Key Comparison Points
- If you are a very manual worker you may wish to look to another insurer (such as Exeter Family Friendly or British Friendly) as Scottish Provident are unlikely to provide Own Occupation cover;
- Care needs to be taken when comparing the premiums offered by Scottish Provident when the inflation Indexation Option is included as this insurer would increase your premiums by 1.4 times inflation but only increase your cover by inflation (LV and AEGON would not do this, for example);
- If you are looking to use the policy to protect a mortgage then Scottish Provident would allow you to add unemployment cover to your policy (LV have a policy where you can include redundancy cover without this mortgage specific requirement).
Policy exclusions
The Scottish Provident income protection policy does not have any standard exclusions. However, in order to make a claim you would need to be in one of their specified countries (with the main countries being the USA, Canada, countries within the EU, South Africa and Australia).
Financial strength
Being part of the Royal London Group (along with Bright Grey), Scottish Provident is part of one of the largest insurance groups in the UK, having been formed back in 1861. The group as a whole serves 3.1 million customers.

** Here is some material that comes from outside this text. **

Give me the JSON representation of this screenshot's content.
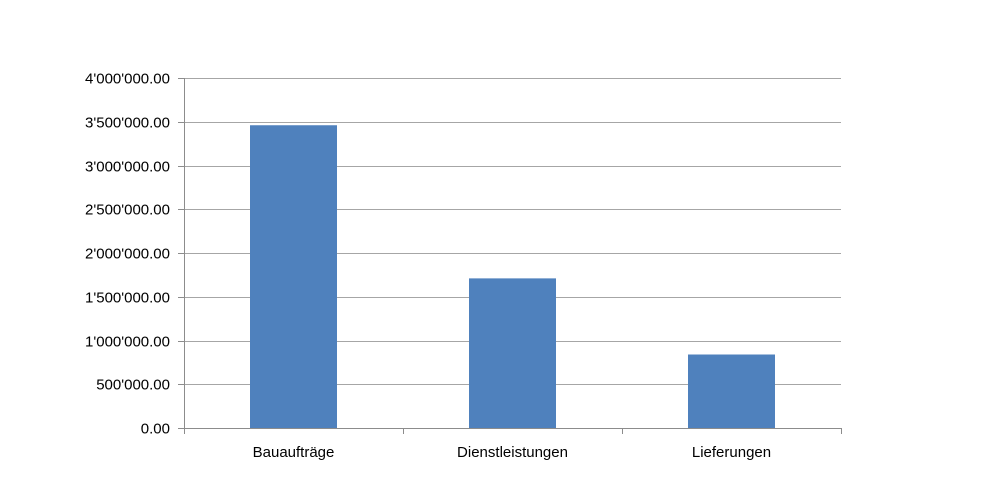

Scottish Provident Income Protection – Questions and Answers
A series of commonly asked questions with regards to the policy coverage of the Scottish Provident disability benefit product.
Q. If I take out this Scottish Provident policy is there any type of exclusion period before a claim can be made?
A. Income protection policies do not have exclusion periods, so you are covered as soon as the policy goes on risk.
As this type of cover is medically underwritten at the point of application the insurer should have sufficient information in order to make a decision as to whether they can offer cover and, if so, on what terms. Sometimes the insurer may feel it necessary place an exclusion on the plan (or increase the premiums) when a recent medical condition has been disclosed.
Please note that the initial deferred period is not an exclusion period, it is simply the length of time you would need to be off work incapacitated before the policy kicks-in (you should see your doctor and inform the insurer as soon as you cease working).
Q. Does this policy have anything in there to say that it could only payout for 12 months? Most of the plans that I’ve seen can only payout short-term, which wouldn’t be very good if I get something serious.
A. It is important to note that income payment protection plans payout for either 12 or 24 months so make sure not to confuse the two types of cover. Along with their short-term nature, as payment protection policies typically only cover people using the suited occupation definition of incapacity we do not tend to recommend them.